Darüberhinaus neigt der Senat zu der Auffassung, daß, selbst wenn man dem nicht zustimmen würde, in diesen Fällen kein schutzwürdiges Interesse des Klägers an einer Vornahmeklage besteht, da er bei einer Klage nach § 54 Abs. 4 SGG eine Entscheidung über seinen Anspruch unmittelbar, d.h. ohne den bei der Vornahmeklage erforderlichen Umweg einer nochmaligen Entscheidung des Versicherungsträgers, also auf kürzerem Wege erhält (vgl. dazu Rosenberg, a.a.O. S. 386; Baumbach a.a.O. Grundz. § 253 Anm. 5; Stein-Jonas a.a.O. Anm. IV 2 c). Selbst in der Verwaltungsgerichtsbarkeit, in der eine der zusammengefaßten Anfechtungs- und Leistungsklage nach § 54 Abs. 4 SGG entsprechende Klage nicht zur Verfügung steht, ist die Tendenz zu erkennen, in diesen Fällen die Leistungsträger nicht zum Erlaß eines die Leistung feststellenden neuen Verwaltungsaktes, sondern unmittelbar zur Zahlung von Geldleistungen zu verpflichten (vgl. NJW. 1958 S. 1107 [1108]).

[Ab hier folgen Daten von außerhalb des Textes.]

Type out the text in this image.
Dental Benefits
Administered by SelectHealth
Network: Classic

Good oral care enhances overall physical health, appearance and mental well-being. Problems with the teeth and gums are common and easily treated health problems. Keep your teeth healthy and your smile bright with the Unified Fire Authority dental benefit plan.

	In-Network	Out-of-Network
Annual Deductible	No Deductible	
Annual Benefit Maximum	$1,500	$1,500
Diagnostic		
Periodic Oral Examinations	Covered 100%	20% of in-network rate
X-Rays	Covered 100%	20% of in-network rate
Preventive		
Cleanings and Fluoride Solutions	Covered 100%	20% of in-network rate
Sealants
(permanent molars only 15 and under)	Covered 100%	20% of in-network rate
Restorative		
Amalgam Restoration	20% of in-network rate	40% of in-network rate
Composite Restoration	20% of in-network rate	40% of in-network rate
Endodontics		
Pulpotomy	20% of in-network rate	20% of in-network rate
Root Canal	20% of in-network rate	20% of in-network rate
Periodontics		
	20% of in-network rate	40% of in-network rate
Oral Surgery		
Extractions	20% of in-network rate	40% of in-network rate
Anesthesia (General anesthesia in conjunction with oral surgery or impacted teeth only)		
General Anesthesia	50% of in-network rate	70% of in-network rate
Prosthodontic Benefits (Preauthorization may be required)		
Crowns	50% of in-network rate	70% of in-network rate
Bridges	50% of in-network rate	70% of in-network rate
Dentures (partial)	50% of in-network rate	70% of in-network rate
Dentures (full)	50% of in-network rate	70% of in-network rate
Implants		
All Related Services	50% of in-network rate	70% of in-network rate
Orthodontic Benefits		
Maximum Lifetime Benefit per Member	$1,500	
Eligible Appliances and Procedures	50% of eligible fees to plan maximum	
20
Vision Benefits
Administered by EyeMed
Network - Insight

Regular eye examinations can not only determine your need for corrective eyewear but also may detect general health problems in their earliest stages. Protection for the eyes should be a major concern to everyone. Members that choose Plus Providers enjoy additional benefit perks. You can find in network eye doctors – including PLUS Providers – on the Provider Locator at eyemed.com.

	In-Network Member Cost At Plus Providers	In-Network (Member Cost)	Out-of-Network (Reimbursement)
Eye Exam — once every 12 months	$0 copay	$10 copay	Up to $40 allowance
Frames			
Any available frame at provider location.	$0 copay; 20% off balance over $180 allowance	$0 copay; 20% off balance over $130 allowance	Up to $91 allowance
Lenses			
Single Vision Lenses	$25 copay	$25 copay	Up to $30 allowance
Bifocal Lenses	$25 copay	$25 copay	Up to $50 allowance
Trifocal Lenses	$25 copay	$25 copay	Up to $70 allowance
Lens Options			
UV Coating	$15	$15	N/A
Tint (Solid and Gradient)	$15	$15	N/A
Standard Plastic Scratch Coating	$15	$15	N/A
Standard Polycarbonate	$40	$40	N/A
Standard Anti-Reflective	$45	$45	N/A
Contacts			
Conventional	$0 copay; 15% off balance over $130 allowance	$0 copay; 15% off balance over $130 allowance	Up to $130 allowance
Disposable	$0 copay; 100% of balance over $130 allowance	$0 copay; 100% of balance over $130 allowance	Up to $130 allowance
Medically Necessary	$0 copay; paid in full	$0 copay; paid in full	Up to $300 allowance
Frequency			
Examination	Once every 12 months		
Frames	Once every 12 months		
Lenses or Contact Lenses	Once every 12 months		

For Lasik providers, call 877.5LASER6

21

Einer Entscheidung dieser Rechtsfrage, die von der Rechtsauffassung des 1. Senats (BSG. Bd. 5 S. 60) abweicht, bedurfte es in dem vorliegenden Falle jedoch nicht, weil die Klage auch dann unzulässig ist, wenn man die Vornahmeklage gegen den eine Pflichtleistung ablehnenden Verwaltungsakt für statthaft hält. Folgt man nämlich dieser entgegenstehenden Ansicht, nimmt man also an, daß auch in diesen Fällen durch die Ablehnung eines Anspruchs gleichzeitig der Erlaß eines den Anspruch anerkennenden Bescheids abgelehnt worden ist; so muß man dam auch annehmen, daß nach § 79 Nr. 2 SGG der Vornahmeklage stets ein Vorverfahren vorausgehen muß, wozu der Senat an sich nicht neigt; denn keinesfalls kann dem übereinstimmenden Wortlaut in § 54 Abs. 1 und § 79 Nr. 2 SGG ein abweichender Inhalt gegeben werden. Dem klaren Wortlaut eines Gesetzes könnte nur dann ein vom Gesetzeswortlaut abweichender Sinn beigelegt werden, d.h. hier könnte dem übereinstimmenden Wortlaut zweier Vorschriften desselben Gesetzes nur dann ein verschiedener Sinn zugesprochen werden, wenn die gleiche Auslegung beider Vorschriften ohne vernünftigen Sinn wäre oder mit dem klar erkennbaren Willen des Gesetzgebers nicht übereinstimmen würde. Dafür findet sich jedoch kein Anhalt. Richtig ist, worauf schon hingewiesen wurde, daß im Falle der Klage nach § 54 Abs. 4 SGG - wenn nicht ein Vorverfahren nach anderen Vorschriften erforderlich ist - ein Vorverfahren nicht notwendig ist, während dies bei einer Vornahmeklage nach § 54 Abs. 1 SGG der Fall ist. Dies spricht aber nach Ansicht des erkennenden Senats nicht etwa für eine Sinnwidrigkeit dieser Vorschriften, sondern vielmehr - worauf auch bereits hingewiesen wurde - dafür, daß der Gesetzgeber in diesen Fällen nicht die Vornahmeklage nach § 54 Abs. 1 SGG, sondern nur die zusammengefaßte Anfechtungs- und Leistungsklage nach § 54 Abs. 4 SGG vorgesehen hat. Zwar hat der 1. Senat des Bundessozialgerichts diesen Vorschriften eine verschiedene Auslegung gegeben (vgl. BSG. Bd. 5 S. 60 [63]); der erkennende Senat ist jedoch nicht gehindert, diese Frage anders zu entscheiden, weil der 1. Senat in diesem Urteil die Notwendigkeit des Vorverfahrens deshalb verneint hat, weil es sich um einen Übergangsfall handelt, in welchem also ein solches Vorverfahren noch nicht stattfinden konnte, so daß die darüber hinausgehende Auslegung des § 79 Nr. 2 SGG nur als beiläufig erfolgt anzusehen ist.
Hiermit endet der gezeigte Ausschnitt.